- Born: August 29, 1908 New York City, U.S.
- Died: December 1987 (aged 79)
- Other names: Mike Costello Big Mike
- Occupations: Labor organizer, business agent (International Longshoremen's Association)
- Known for: Controlling the East River waterfront of Manhattan
- Criminal status: Convicted
- Allegiance: Genovese crime family
- Criminal charge: Extortion, conspiracy to violate federal liquor laws, perjury, Racketeer Influenced and Corrupt Organizations Act (RICO) violations, tax evasion
- Penalty: 5 years (1953) 20 years (1979)

= Michael Clemente =

American mobster

Michael Clemente (August 29, 1908 – December 1987), (also known as Mike Costello or Big Mike), was a New York mobster in the Genovese crime family who became a major force in controlling the East River waterfront of Manhattan from the 1940s to 1979. His principal territory was between piers 36 and 42. In 1943, Clemente, who was a Caporegime of Joseph Lanza, took over his boss's waterfront rackets at the Fulton Fish Market on the East River when "Socks" Lanza went to prison for 7½ years for extortion.

==Biography==
Born in New York City, Clemente lived in Brooklyn. He married Josephine Tresonte and was the father of three daughters. His official jobs included labor organizer, secretary, and business agent for Manhattan Local 856 of the International Longshoremen's Association (ILA). Clemente's criminal record included rape, assault, disorderly conduct, extortion, conspiracy to violate federal liquor laws, and perjury.
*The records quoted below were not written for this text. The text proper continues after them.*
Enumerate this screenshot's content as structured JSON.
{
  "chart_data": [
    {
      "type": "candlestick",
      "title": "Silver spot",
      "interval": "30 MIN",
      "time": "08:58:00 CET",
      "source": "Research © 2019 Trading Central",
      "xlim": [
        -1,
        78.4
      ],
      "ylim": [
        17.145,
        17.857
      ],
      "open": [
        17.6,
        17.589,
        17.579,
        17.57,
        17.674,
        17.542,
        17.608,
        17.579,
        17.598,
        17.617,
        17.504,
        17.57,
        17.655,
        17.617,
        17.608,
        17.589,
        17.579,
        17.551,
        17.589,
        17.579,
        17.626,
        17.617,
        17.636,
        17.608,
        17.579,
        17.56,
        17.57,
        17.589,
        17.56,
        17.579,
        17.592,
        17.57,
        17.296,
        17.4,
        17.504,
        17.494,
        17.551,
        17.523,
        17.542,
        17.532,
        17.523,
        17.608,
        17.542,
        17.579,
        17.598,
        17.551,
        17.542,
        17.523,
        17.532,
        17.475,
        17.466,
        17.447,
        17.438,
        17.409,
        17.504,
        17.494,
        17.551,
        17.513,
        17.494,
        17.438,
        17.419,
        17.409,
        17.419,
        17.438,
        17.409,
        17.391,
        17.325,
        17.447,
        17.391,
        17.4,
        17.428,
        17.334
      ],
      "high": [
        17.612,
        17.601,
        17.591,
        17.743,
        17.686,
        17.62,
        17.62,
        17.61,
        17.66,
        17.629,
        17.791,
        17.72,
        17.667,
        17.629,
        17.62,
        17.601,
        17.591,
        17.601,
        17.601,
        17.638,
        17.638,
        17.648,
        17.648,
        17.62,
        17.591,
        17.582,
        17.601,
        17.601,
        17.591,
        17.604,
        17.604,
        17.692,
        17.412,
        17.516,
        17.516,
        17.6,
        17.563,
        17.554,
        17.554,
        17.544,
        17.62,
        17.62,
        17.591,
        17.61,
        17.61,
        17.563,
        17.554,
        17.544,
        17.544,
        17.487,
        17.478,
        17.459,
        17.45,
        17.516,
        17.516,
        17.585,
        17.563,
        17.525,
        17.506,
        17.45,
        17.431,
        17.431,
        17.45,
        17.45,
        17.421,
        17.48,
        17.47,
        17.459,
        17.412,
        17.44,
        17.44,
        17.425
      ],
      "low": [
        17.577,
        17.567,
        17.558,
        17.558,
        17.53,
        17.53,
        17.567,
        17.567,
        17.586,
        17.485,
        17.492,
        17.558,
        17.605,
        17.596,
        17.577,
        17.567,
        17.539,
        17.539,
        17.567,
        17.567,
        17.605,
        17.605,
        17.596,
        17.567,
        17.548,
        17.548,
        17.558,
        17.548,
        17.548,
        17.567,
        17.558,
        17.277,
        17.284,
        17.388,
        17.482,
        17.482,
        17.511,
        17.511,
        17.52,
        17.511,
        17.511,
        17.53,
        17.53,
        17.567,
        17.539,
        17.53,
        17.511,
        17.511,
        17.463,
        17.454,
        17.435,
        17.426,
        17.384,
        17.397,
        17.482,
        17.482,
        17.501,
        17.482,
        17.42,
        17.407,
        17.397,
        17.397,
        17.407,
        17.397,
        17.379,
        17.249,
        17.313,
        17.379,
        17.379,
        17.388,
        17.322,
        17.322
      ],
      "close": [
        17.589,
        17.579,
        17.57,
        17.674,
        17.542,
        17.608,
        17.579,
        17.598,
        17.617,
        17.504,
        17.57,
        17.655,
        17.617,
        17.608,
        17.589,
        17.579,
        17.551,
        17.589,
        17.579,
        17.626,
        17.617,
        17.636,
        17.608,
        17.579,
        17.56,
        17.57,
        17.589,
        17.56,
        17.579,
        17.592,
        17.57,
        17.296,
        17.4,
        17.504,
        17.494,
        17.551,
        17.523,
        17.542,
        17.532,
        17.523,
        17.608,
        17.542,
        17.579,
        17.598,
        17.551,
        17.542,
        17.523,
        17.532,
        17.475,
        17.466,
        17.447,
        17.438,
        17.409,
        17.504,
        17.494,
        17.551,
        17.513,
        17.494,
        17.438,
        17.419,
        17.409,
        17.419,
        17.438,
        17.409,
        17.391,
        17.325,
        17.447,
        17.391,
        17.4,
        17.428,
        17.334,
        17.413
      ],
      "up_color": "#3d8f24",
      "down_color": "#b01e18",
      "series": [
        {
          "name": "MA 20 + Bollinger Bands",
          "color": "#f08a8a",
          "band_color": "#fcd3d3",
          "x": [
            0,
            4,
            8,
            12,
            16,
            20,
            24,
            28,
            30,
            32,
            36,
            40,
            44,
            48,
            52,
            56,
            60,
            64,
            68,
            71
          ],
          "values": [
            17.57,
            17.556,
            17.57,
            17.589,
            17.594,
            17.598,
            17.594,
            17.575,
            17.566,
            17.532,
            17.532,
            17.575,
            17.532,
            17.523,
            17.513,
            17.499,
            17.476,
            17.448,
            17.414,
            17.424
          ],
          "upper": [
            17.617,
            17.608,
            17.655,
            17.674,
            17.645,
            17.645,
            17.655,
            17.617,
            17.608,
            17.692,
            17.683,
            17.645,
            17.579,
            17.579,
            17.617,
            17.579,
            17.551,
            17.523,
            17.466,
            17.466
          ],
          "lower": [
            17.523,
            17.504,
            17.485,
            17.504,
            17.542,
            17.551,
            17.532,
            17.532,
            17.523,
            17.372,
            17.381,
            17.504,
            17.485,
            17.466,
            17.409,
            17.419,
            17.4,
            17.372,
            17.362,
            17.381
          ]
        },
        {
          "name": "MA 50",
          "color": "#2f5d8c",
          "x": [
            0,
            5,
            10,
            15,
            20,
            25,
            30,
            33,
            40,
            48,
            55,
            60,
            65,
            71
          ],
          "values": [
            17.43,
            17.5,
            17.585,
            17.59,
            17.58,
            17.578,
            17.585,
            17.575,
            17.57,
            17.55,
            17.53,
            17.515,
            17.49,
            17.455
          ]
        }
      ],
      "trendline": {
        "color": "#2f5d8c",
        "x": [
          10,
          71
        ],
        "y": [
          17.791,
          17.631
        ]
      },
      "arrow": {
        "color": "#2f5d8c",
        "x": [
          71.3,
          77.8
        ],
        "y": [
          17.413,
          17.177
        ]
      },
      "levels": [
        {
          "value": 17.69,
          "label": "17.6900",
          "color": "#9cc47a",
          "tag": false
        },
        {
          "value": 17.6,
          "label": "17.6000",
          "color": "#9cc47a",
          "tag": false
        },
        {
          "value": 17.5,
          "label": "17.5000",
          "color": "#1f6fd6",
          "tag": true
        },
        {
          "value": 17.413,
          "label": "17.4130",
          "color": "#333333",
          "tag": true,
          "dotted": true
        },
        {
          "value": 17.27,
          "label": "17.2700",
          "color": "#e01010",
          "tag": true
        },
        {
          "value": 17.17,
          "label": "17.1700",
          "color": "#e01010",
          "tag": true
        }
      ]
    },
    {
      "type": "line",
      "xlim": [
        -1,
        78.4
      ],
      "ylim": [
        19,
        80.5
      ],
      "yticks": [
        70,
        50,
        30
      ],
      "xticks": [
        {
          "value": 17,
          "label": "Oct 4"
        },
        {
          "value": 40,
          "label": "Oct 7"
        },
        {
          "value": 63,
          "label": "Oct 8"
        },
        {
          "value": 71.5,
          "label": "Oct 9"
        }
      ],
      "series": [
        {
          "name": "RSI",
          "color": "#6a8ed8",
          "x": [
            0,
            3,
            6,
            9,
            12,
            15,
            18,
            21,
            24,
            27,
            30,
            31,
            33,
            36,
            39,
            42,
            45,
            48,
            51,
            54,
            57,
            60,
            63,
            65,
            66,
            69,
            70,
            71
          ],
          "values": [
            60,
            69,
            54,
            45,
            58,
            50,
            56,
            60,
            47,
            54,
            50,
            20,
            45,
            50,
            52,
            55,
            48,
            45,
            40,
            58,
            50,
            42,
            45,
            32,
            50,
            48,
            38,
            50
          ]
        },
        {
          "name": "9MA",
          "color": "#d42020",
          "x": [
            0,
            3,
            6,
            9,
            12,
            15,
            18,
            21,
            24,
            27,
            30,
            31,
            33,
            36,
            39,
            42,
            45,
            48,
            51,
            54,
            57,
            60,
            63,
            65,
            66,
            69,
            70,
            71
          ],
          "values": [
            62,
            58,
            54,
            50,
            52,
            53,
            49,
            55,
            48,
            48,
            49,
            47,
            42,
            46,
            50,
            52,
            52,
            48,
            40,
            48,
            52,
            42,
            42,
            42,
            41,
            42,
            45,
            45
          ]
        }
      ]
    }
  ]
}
Originally a lieutenant in a crew of Rocco Pellegrino, Clemente used his power at the waterfront to extort money from shipping companies and the companies that loaded and unloaded cargo. At one point, the president of a company managing stevedores paid Clemente $11,000 for one of his daughter's weddings. In 1953, Clemente was convicted of extortion, removed from office at the ILA local, and sent to prison for five years. After his release, he exercised control at the ILA through his surrogates.

In 1977, the government gained the cooperation of William Montella, a shipping company employee, and planted undercover surveillance devices in his office. Over the next two years, law enforcement recorded meetings there in which Clemente received payments from Montella. In 1979, Clemente was convicted on Racketeer Influenced and Corrupt Organizations Act (RICO) charges including extortion and tax evasion and was sentenced to 20 years in federal prison.

On February 21, 1987, Clemente was released from prison. Clemente died in December 1987.

==In popular culture==
Clemente was reportedly the inspiration for the character of waterfront boss "Johnny Friendly", played by Lee J. Cobb, in the 1954 film On the Waterfront.